Kontuzje zabrały mu najlepsze lata. Spowodowały, że zamiast wylewać siódme poty na parkiecie, swoją prace wykonywał w gabinecie fizjoterapeutów. Otto Porter Jr doszedł do wniosku, że to nie ma dalej sensu.
Utah Jazz ogłosili, że Otto Porter Jr zostanie zwolniony z kontraktu. Zawodnik mógłby podpisać umowę z nową drużyną, ale nie zagrałby już w play-offach, ponieważ nie pozwalają na to ligowe przepisy.
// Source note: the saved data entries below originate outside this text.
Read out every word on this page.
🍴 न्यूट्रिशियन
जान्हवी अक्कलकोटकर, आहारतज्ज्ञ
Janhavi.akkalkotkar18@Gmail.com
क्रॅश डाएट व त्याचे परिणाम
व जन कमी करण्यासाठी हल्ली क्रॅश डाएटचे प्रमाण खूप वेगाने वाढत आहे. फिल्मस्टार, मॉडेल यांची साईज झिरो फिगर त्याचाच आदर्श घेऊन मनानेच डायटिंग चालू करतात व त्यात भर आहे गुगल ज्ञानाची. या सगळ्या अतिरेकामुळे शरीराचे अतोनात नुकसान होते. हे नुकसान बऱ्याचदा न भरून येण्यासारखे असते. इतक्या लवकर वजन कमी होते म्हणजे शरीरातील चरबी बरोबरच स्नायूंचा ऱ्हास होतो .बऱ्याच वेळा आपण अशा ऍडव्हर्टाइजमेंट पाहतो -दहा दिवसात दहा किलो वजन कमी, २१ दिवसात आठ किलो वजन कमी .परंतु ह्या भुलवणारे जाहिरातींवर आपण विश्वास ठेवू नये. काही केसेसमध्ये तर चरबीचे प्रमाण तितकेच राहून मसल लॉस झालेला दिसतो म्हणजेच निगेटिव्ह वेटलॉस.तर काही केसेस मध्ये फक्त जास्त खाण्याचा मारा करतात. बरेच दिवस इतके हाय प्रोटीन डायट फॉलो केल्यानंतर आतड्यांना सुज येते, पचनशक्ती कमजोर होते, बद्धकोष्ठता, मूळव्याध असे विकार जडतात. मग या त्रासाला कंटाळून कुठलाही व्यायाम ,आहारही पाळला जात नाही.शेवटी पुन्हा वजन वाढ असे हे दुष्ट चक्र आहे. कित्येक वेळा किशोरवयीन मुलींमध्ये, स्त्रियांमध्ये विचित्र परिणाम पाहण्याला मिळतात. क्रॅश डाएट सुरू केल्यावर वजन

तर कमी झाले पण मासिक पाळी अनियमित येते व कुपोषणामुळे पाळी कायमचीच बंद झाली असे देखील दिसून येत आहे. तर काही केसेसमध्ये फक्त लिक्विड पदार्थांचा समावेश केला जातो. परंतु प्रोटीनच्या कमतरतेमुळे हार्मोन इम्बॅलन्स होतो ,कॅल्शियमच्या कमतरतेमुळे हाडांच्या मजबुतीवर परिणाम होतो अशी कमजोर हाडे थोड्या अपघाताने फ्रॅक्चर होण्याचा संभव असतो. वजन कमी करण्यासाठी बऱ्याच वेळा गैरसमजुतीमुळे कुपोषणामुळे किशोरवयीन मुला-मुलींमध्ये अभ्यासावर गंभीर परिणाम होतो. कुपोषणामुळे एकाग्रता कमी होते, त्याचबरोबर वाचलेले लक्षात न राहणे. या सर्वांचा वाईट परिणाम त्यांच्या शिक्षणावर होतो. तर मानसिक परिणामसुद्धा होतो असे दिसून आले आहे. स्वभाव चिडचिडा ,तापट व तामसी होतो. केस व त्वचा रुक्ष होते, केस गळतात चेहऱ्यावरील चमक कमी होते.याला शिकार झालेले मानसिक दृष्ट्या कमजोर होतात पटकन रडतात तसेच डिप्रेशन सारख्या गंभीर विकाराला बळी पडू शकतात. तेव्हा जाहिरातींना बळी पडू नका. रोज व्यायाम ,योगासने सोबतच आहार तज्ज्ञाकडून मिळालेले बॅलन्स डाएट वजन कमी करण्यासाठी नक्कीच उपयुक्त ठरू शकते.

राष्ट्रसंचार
Biorąc pod uwage wszystkie okoliczności, Porter Jr stwierdził, że nie będzie kontynuował kariery i ogłosił zakończenie swojej 11-letniej przygody z koszykówką. Decyzja dla wielu zaskakująca, ale zawodnik długo do niej dojrzewał. Niestety liczne problemy zdrowotne odebrały mu chęć kontynuowania tej walki.
Zobacz także: Sochan vs Podziemski
- Przez ostatnie 11 lat żyłem swoim marzeniem o grze w NBA - zaczął. - Po drodze zdobyłem mistrzostwo NBA! Niestety w tym momencie moje ciało nie pozwala mi grać na takim poziomie, na jakim bym chciał. Dlatego zdecydowałem się odejść na emeryturę - dodał.
Porter w trakcie tych jedenastu lat grał dla Washington Wizards (2013-19), Chicago Bulls (2018-21), Orlando Magic (2020-21), Golden State Warriors (2021-22) oraz Toronto Raptors (2022-24). W 2022 roku sięgnął z GSW po mistrzostwo ligi. Łącznie rozegrał w NBA 527 meczów i notował na swoje konto 10,3 punktu i 4,9 zbiórki trafiając 47,7 FG% oraz 39,7% za trzy. Warto wspomnieć, że podczas wspólnej gry w DC z Marcinem Gortatem, latem 2017 roku odwiedził Polskę w ramach campów swojego starszego kolegi.